Sophie Littlefield's latest novel, Garden of Stones, opens in San Francisco in 1978. The first chapter anticipates the murder of an old man. The second chapter introduces Patty Takeda and her mother Lucy. Patty, visiting her mother in the days leading up to her (Patty's) wedding, wakes to find Lucy having an early morning chat with a police inspector. Lucy is being questioned because she knew the victim decades prior, and neighborhood residents placed her at the scene. With her horrible facial scaring, she's hard to miss. The third chapter is where the novel's structure becomes apparent. It flashes us back to the Los Angeles of 1941.
Having just met the caustic older Lucy, we are now introduced to the stunningly beautiful adolescent version. This privileged young girl is about to suffer a series of blows leading up to the United States' entry into the war. Her Japanese heritage is suddenly a huge liability. From there, the novel moves back and forth in time between the events of 1978 and those in the 1940's--with the bulk of the tale occurring in the past. Lucy is sent to the Manzanar internment camp, along with her family, friends, and neighbors. It is events that occurred at Manzanar that directly cultivated the woman Lucy was to become--and perhaps to the murder that has occurred.

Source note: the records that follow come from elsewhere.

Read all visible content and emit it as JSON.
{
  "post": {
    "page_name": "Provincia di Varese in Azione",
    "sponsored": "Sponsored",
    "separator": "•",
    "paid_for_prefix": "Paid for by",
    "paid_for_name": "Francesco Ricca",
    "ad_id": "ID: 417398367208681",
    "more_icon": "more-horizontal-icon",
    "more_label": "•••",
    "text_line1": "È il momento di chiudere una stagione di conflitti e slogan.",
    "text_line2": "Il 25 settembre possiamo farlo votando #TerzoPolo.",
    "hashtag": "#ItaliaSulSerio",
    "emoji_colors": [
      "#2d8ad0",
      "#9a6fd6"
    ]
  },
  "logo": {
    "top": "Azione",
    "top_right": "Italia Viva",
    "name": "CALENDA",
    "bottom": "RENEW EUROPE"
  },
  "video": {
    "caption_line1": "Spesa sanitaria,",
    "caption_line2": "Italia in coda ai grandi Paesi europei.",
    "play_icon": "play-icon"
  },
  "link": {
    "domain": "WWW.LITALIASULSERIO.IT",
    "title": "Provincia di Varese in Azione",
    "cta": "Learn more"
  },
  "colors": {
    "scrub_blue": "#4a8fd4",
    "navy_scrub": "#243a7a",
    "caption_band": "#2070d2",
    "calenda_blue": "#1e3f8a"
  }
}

Now, I have been a fan of Ms. Littlefield's for years, and I love the sheer breadth and depth of what she writes from comic mysteries to zombie apocalypses. The set-up above seems like another mystery, but truthfully, it's more of a historic drama. The subject of Japanese internment strikes close to home to me--literally--having spent the past decade living a block from San Francisco's Japantown. My neighborhood was greatly impacted by this shameful period of California's history. I think fiction can be a powerful medium for evoking history. Through fiction, stories live on and are humanized.
I also think that a lot of research went into this novel, and yet I felt somewhat frustrated by viewing this history through the eyes of an unsophisticated teenage girl. Those flashback sections of the novel had something of a YA feel about them. Now, I have nothing against young adult fiction--I read a ton of it--but here I was hungering for a little more...detail ...maturity ... substance. That would be my complaint.
That said, I found myself very caught up in the story of these characters. Littlefield writes, "It was as if her mother had once been an entirely different person, and Patty faulted herself for never having seen far enough into her depths, for not being curious enough to coax out the story until now." Lucy Takeda lived an extraordinary life in a period of great historic significance. As events led up to what felt like a climax, I realized that I was only at the center of the tale. As Lucy matured, I became more and more invested in her story. The frustration I'd felt earlier in the novel disappeared. Character development has always been Ms. Littlefield's strength, and that is again the case here. Still, by the time I'd reached the novel's end, she managed to truly surprise me with a couple of unexpected plot twists. One, in particular, was really cleverly done.
Ultimately, the murder that opens this novel is little more than a framing device, but as such it works well. Garden of Stones is a great choice for readers interested in mother-daughter relationships, or who are simply looking for a great story set against a historic backdrop. While it took me a little while to become fully invested in the tale, the deeper I read, the more I enjoyed this novel.